See, e.g., Press Release, Fed. Trade Comm'n, FTC and DOJ Release Guidance for Human Resource Professionals on How Antitrust Law Applies to Employee Hiring and Compensation (Oct. 20, 2016), https://www.ftc.gov/news-events/press-releases/2016/10/ftc-doj-release-guidance-human-resource-professionals-how.

I also agree with Acting Chairwoman Slaughter and Commissioner Phillips that preying on workers justifies punitive measures far beyond the restitution provided here, and I believe the FTC should act now to deploy dormant authorities to trigger civil penalties and other relief in cases like this one.

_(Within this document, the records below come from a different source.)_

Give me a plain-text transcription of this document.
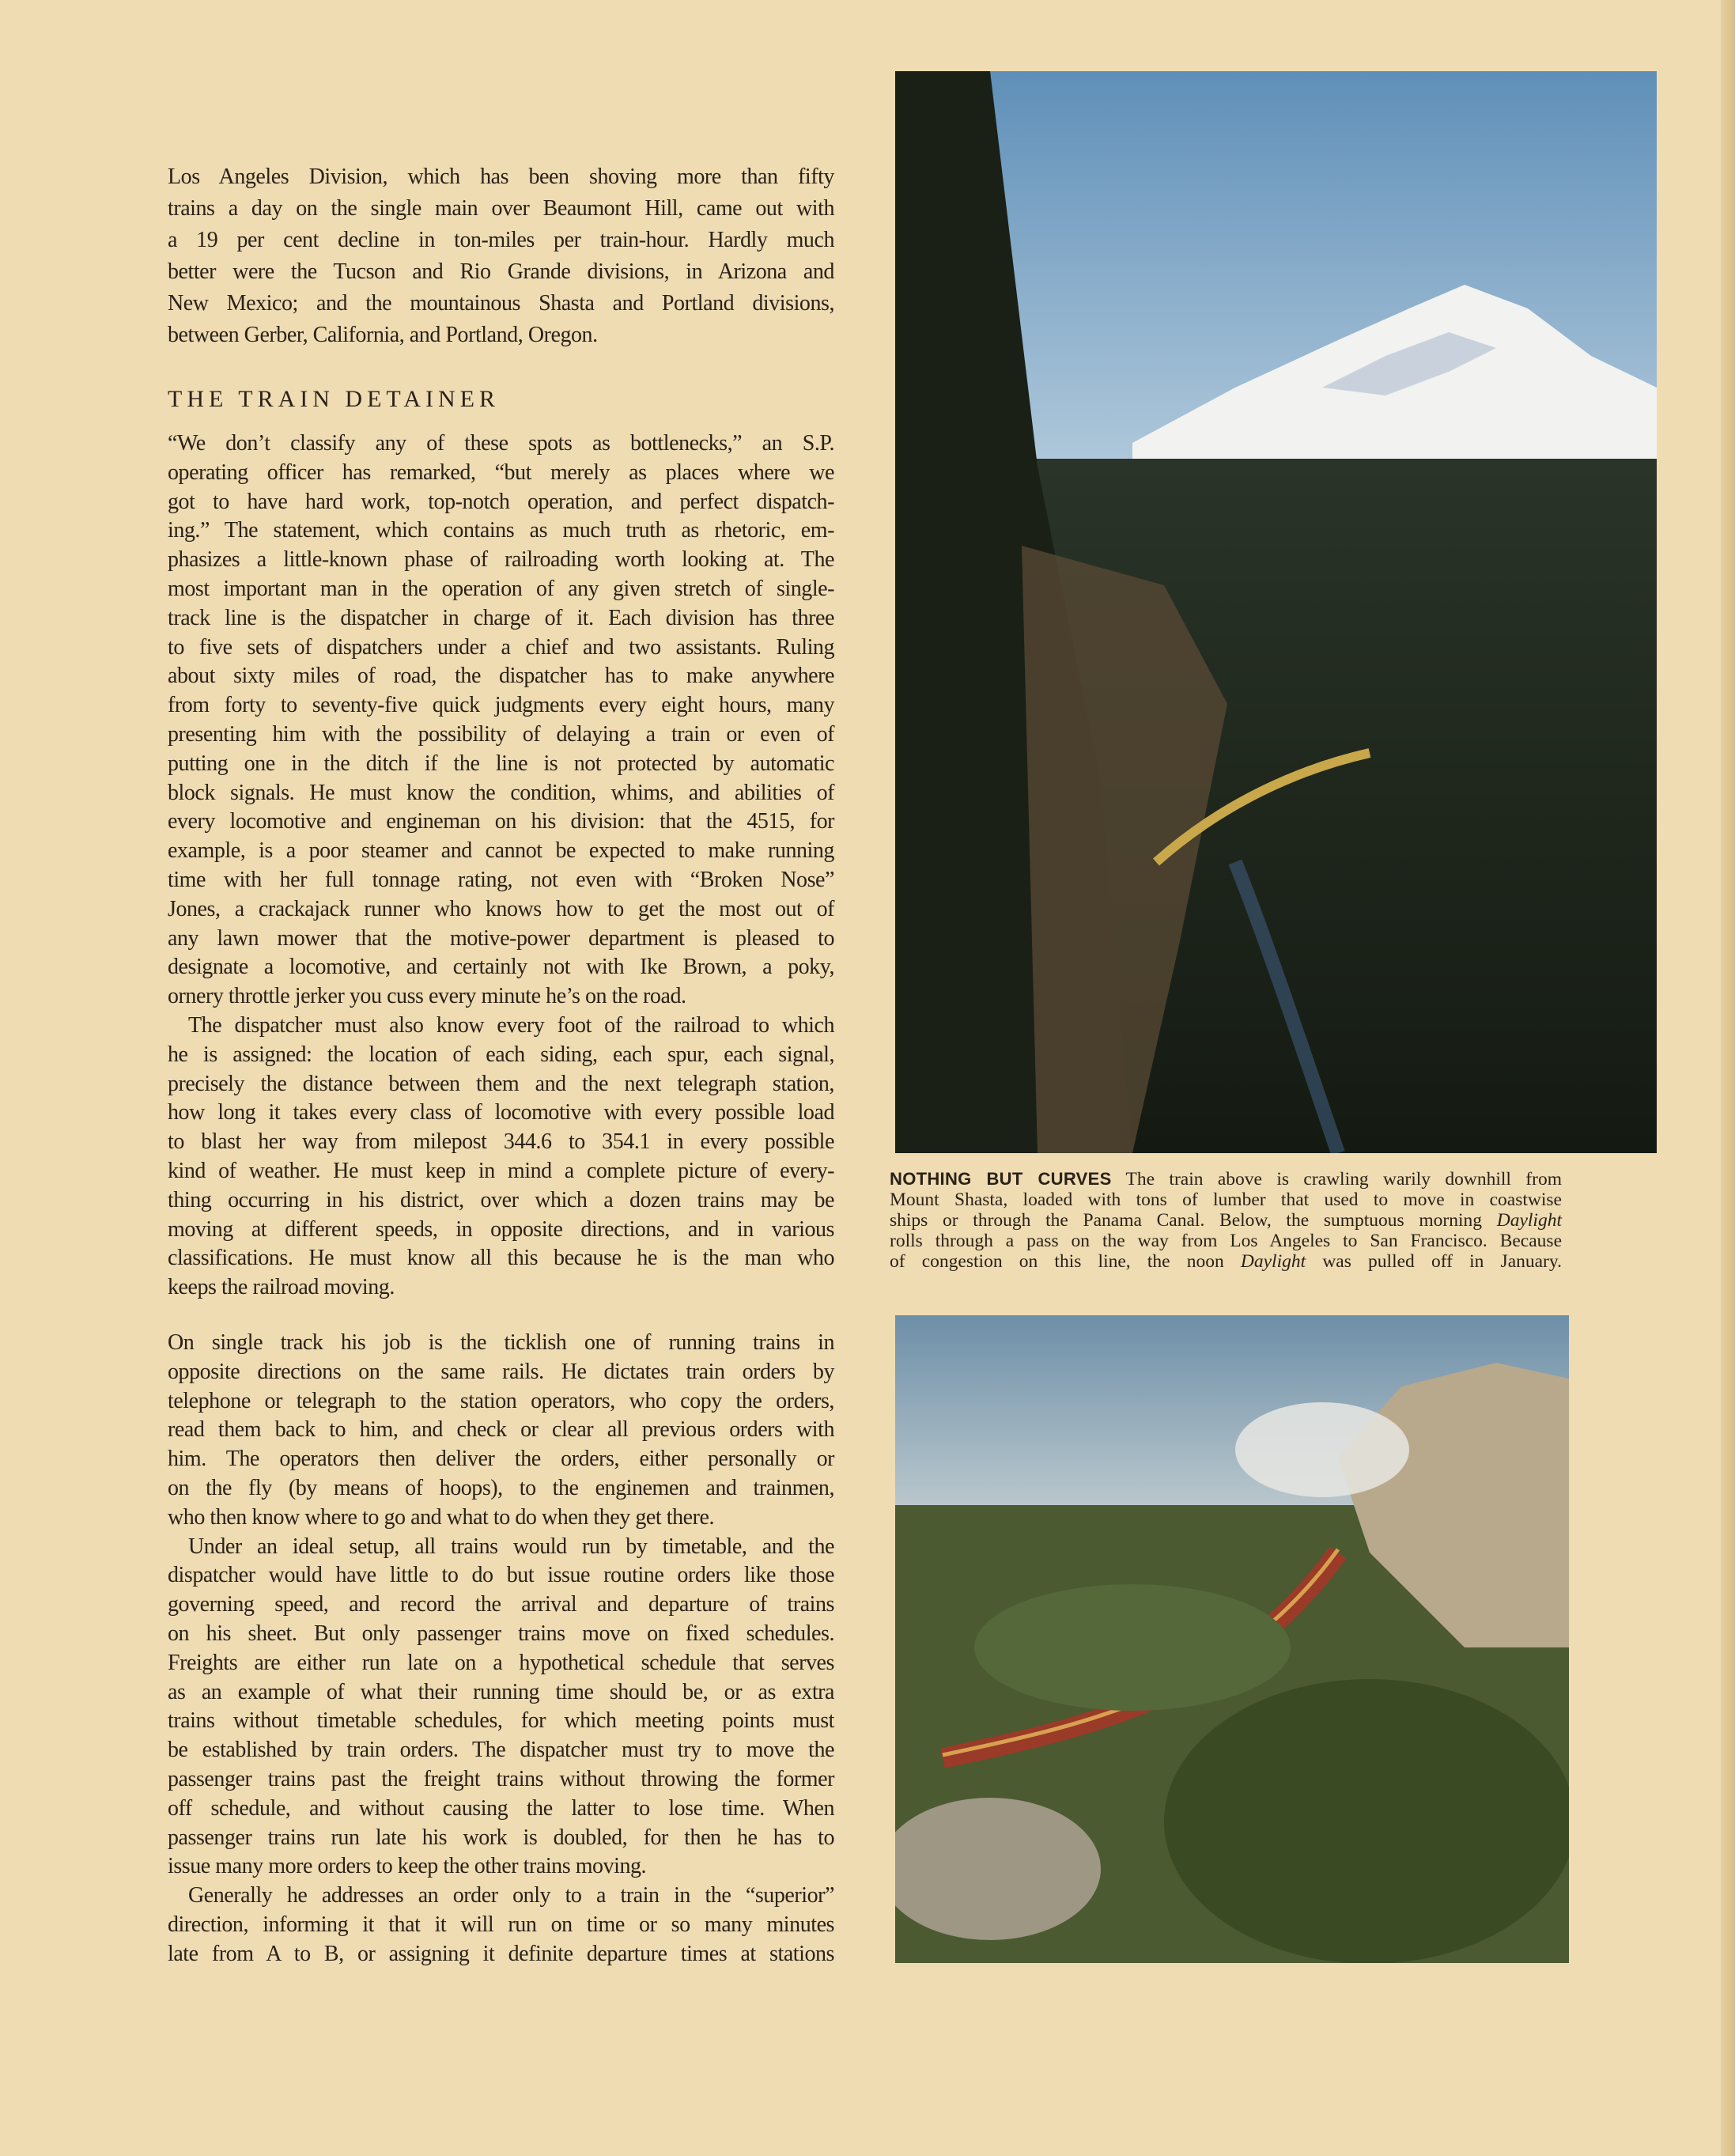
Los Angeles Division, which has been shoving more than fifty
trains a day on the single main over Beaumont Hill, came out with
a 19 per cent decline in ton-miles per train-hour. Hardly much
better were the Tucson and Rio Grande divisions, in Arizona and
New Mexico; and the mountainous Shasta and Portland divisions,
between Gerber, California, and Portland, Oregon.
THE TRAIN DETAINER
“We don’t classify any of these spots as bottlenecks,” an S.P.
operating officer has remarked, “but merely as places where we
got to have hard work, top-notch operation, and perfect dispatch-
ing.” The statement, which contains as much truth as rhetoric, em-
phasizes a little-known phase of railroading worth looking at. The
most important man in the operation of any given stretch of single-
track line is the dispatcher in charge of it. Each division has three
to five sets of dispatchers under a chief and two assistants. Ruling
about sixty miles of road, the dispatcher has to make anywhere
from forty to seventy-five quick judgments every eight hours, many
presenting him with the possibility of delaying a train or even of
putting one in the ditch if the line is not protected by automatic
block signals. He must know the condition, whims, and abilities of
every locomotive and engineman on his division: that the 4515, for
example, is a poor steamer and cannot be expected to make running
time with her full tonnage rating, not even with “Broken Nose”
Jones, a crackajack runner who knows how to get the most out of
any lawn mower that the motive-power department is pleased to
designate a locomotive, and certainly not with Ike Brown, a poky,
ornery throttle jerker you cuss every minute he’s on the road.
The dispatcher must also know every foot of the railroad to which
he is assigned: the location of each siding, each spur, each signal,
precisely the distance between them and the next telegraph station,
how long it takes every class of locomotive with every possible load
to blast her way from milepost 344.6 to 354.1 in every possible
kind of weather. He must keep in mind a complete picture of every-
thing occurring in his district, over which a dozen trains may be
moving at different speeds, in opposite directions, and in various
classifications. He must know all this because he is the man who
keeps the railroad moving.
On single track his job is the ticklish one of running trains in
opposite directions on the same rails. He dictates train orders by
telephone or telegraph to the station operators, who copy the orders,
read them back to him, and check or clear all previous orders with
him. The operators then deliver the orders, either personally or
on the fly (by means of hoops), to the enginemen and trainmen,
who then know where to go and what to do when they get there.
Under an ideal setup, all trains would run by timetable, and the
dispatcher would have little to do but issue routine orders like those
governing speed, and record the arrival and departure of trains
on his sheet. But only passenger trains move on fixed schedules.
Freights are either run late on a hypothetical schedule that serves
as an example of what their running time should be, or as extra
trains without timetable schedules, for which meeting points must
be established by train orders. The dispatcher must try to move the
passenger trains past the freight trains without throwing the former
off schedule, and without causing the latter to lose time. When
passenger trains run late his work is doubled, for then he has to
issue many more orders to keep the other trains moving.
Generally he addresses an order only to a train in the “superior”
direction, informing it that it will run on time or so many minutes
late from A to B, or assigning it definite departure times at stations
NOTHING BUT CURVES The train above is crawling warily downhill from
Mount Shasta, loaded with tons of lumber that used to move in coastwise
ships or through the Panama Canal. Below, the sumptuous morning Daylight
rolls through a pass on the way from Los Angeles to San Francisco. Because
of congestion on this line, the noon Daylight was pulled off in January.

Under its status quo approach, the FTC does not seek civil penalties for this type of abuse. But this can change. In the short term, the Commission can deploy its Penalty Offense Authority to apprise market participants, using existing administrative orders, that it is a penalty offense to recruit workers based on false earnings claims. See Rohit Chopra & Samuel A.A. Levine, The Case for Resurrecting the FTC Act's Penalty Offense Authority (Oct. 29, 2020), https://papers.ssrn.com/sol3/papers.cfm?abstract_id=3721256. The Commission can also codify existing precedent into a Restatement Rulemaking to trigger penalties and damages for this type of fraud. See Statement of Commissioner Rohit Chopra Regarding the Report to Congress on Protecting Older Consumers, Fed. Trade Comm'n File No. P144400 (Oct. 19, 2020) https://www.ftc.gov/public-statements/2020/10/statement-commissioner-rohit-chopra-regarding-report-congress-protecting. Such a rule would impose no burden on market participants, while ensuring real deterrence for practices that undercut workers and competitors.

Companies should succeed only when they compete, not when they cheat or abuse their power. While Amazon.com is one of the largest, most powerful, and most feared firms in the world, the company cannot be above the law. Regulators and enforcers in the United States and around the globe can no longer turn a blind eye.